NewsSeptember 21, 2020
Members of the community gathered together in Capaha Park Sunday for a candlelight vigil in memory of Associate Justice Ruth Bader Ginsburg.
A tribute poster to Ruth Bader Ginsberg at a candlelight vigil in her honor on Sept. 20 at Capaha Park.
A tribute poster to Ruth Bader Ginsberg at a candlelight vigil in her honor on Sept. 20 at Capaha Park.Photo by Jan Salmon

Members of the community gathered together in Capaha Park Sunday for a candlelight vigil in memory of Associate Justice Ruth Bader Ginsburg.

Event organizer and local activist Aaron Lerma said Ginsburg's decisions and voting record align with the issues he holds close at heart — specifically Ginsburg’s work securing marriage equality.

“Ginsburg fought for human and civil rights,” Lerma said. “Specifically, gender equality, and when you look at feminism and gender equality, it also encompases LGBT+ rights. As someone who identifies as part of the community, her fight for issues that pertain to me are very personal.
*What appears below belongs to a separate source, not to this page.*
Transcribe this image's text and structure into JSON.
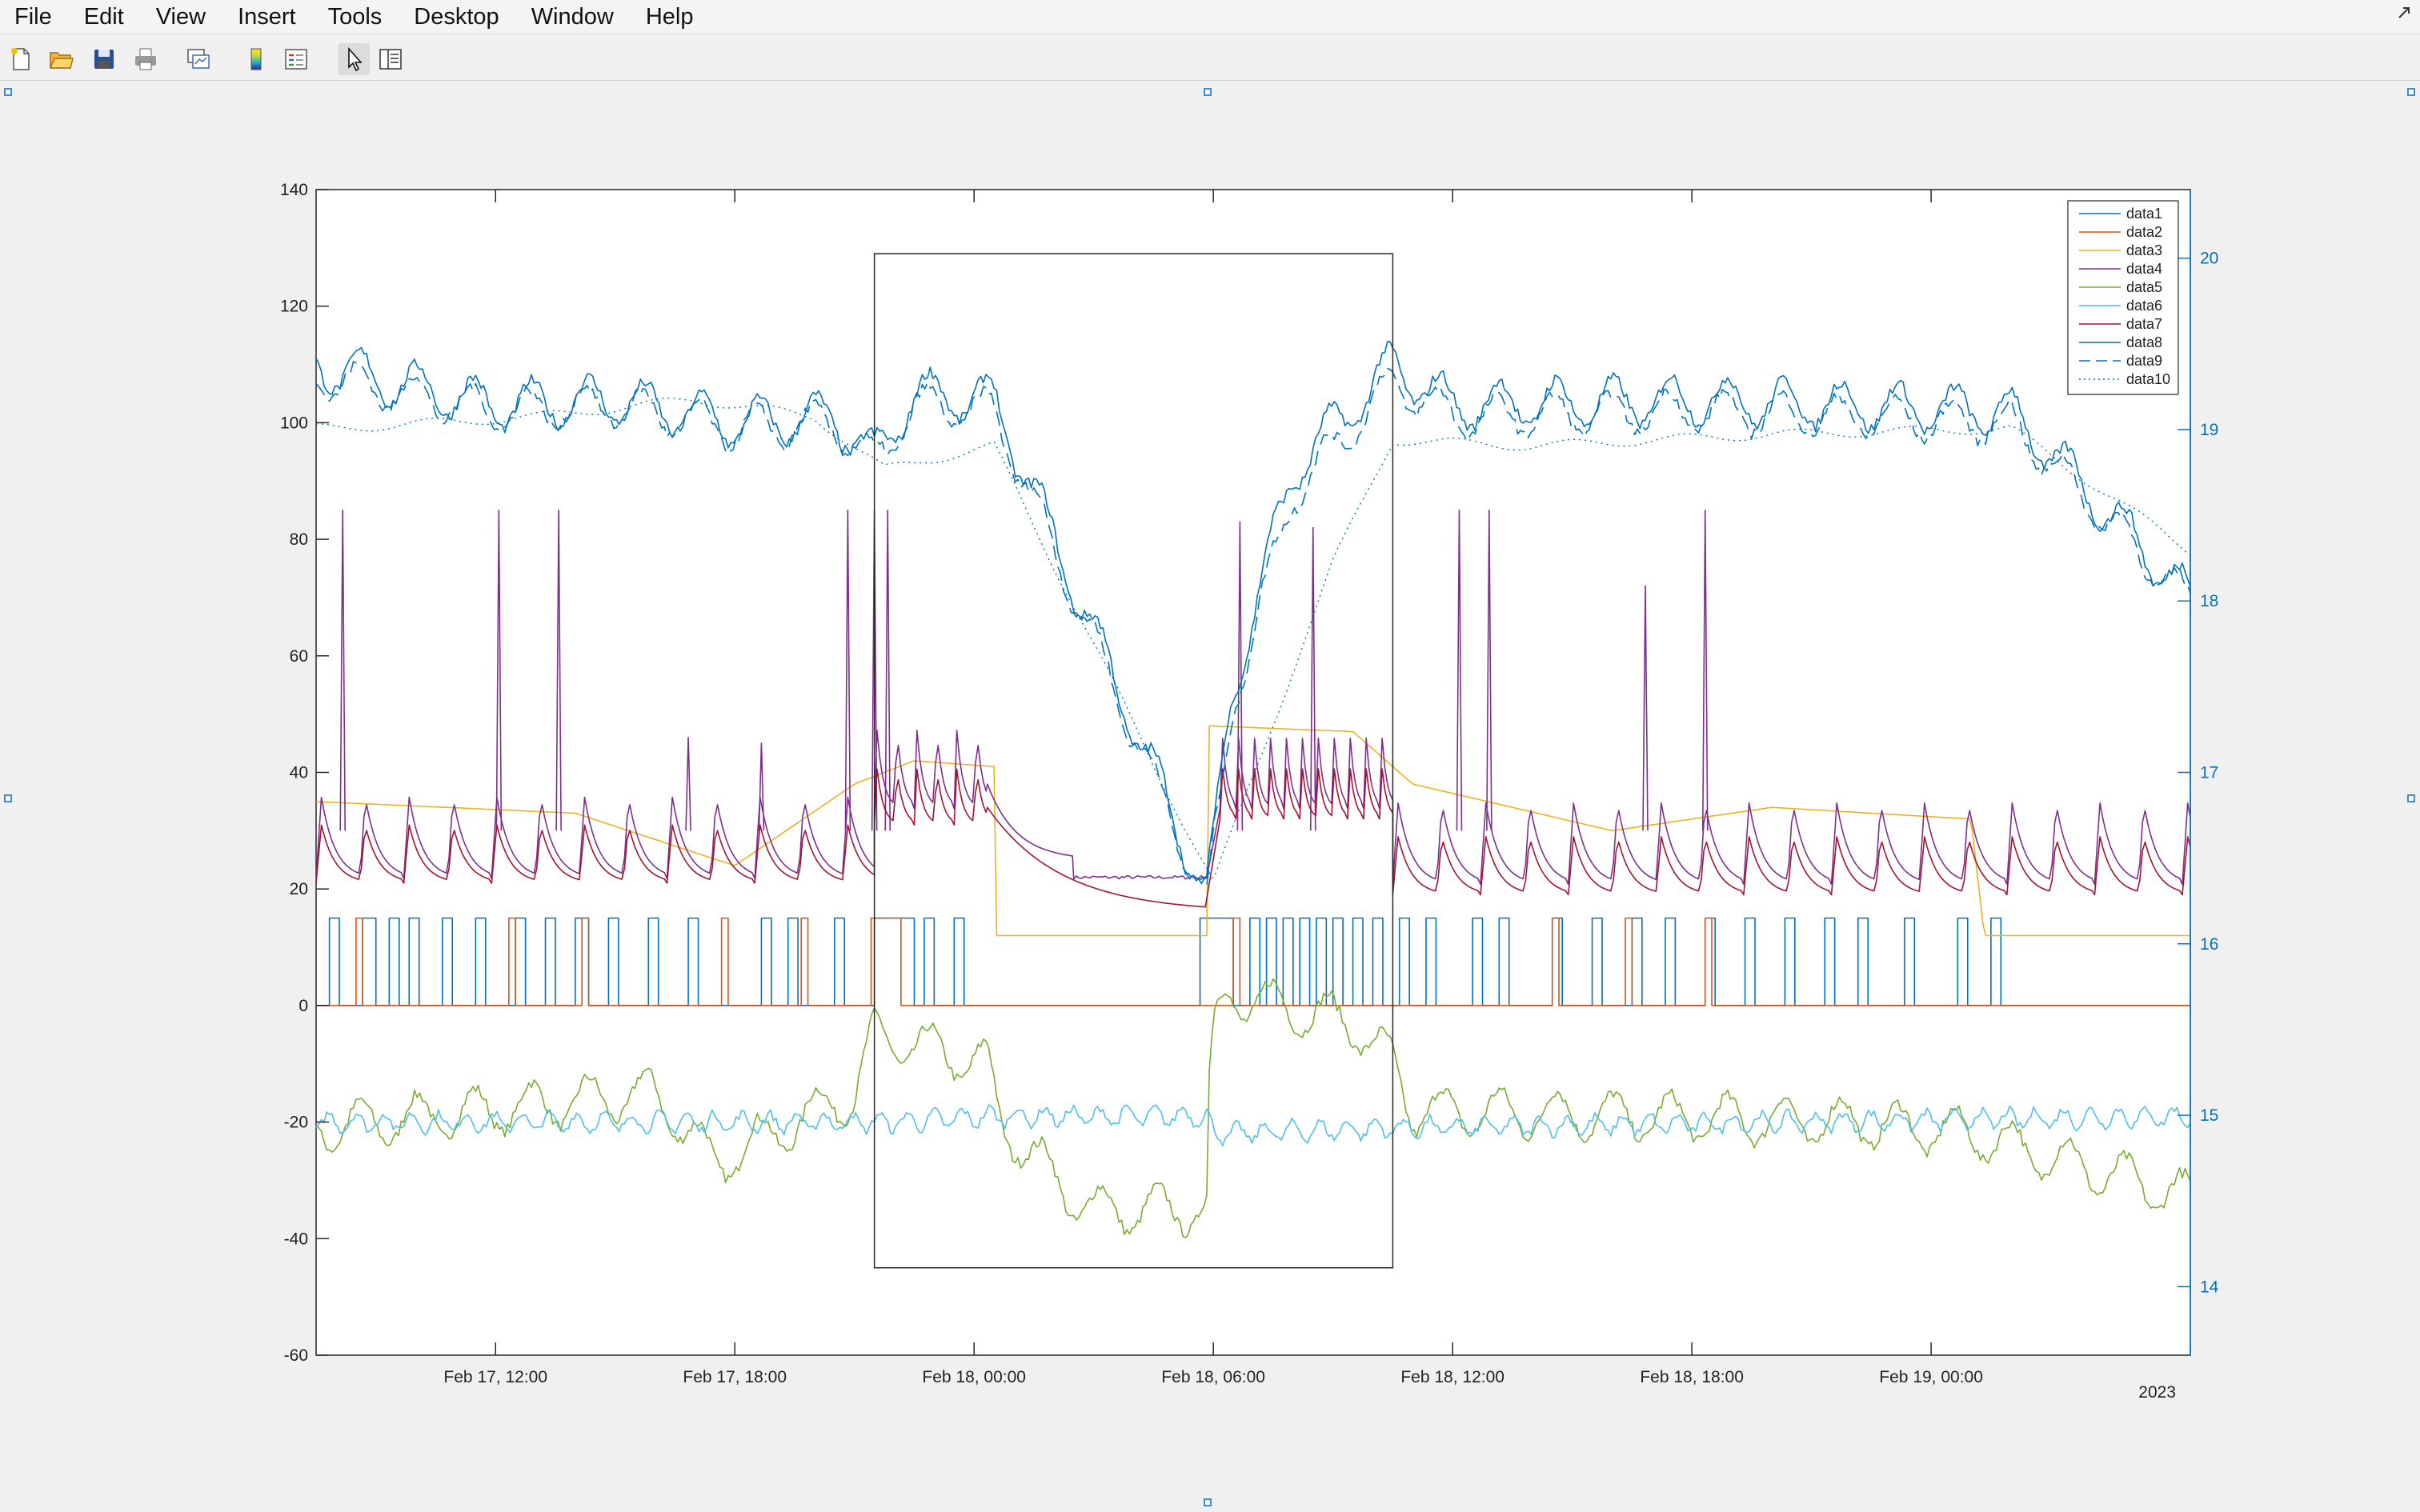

Especially when you consider her vote was imperative to getting marriage equality passed. Her legacy of standing up in a space where she had influence and power is very important for people who live everyday lives just like us.”

The Supreme Court released a statement Friday, Sept. 18, stating Ginsburg passed with her family in her home in Washington, D.C.

Ginsburg was diagnosed with pancreatic cancer in 2009, battling the condition for years with several rounds of chemotherapy. She had previously survived both lung and colon cancer.

“Our Nation has lost a jurist of historic stature. We at the Supreme Court have lost a cherished colleague. Today we mourn, but with confidence that future generations will remember Ruth Bader Ginsburg as we knew her — a tireless and resolute champion of justice,” Chief Justice John G. Roberts, Jr. stated.

Susan Kendrick, Southeast English professor and chairperson, said Ginsburg lived as an inspiration by not separating her beliefs from her work.

“I think part of her legacy is that you can’t make laws when only half of the people participated in the process,” Kendrick said. “If there's not true equality in a society, that society cannot function appropriately, especially when it calls itself a democracy.”

Throughout her early career and legal training, Ginsburg was famously outspoken in matters of inequality and prejudice. Many of her earliest cases were centered on questions of gender discrimintation — something she would fight personally and in the courtroom for the rest of her career.

She was the second woman ever appointed to the nation's highest court — serving for more than 27 years.

Ginsburg was a fierce supporter of all women and a vocal advocate of having more women in the court system. Her fellow justices remember her as a mentor and friend.

“Ruth reached out to encourage and assist me in my career, as she did for so many others, long before I came to the Supreme Court. And she guided and inspired me on matters large and small once I became her colleague,” Justice Elena Kagan stated.

Ginsburg's chair and bench as well as the doors of The Supreme Court have been draped in black wool as a traditional sign of mourning.

Before the crowd sang “This Little Light of Mine,” Kendrick closed the vigil with a poem by Edna St. Vincent Millay which was retitled “To Inez Millholland” in 1928 — originally titled “The Pioneer.” The final lines are as follows:

“The stone will perish; I shall be twice dust. / Only my standard on a taken hill / Can cheat the mildew and the red-brown rust / And make immortal my adventurous will. / Even now the silk is tugging at the staff: / Take up the song; forget the epitaph.”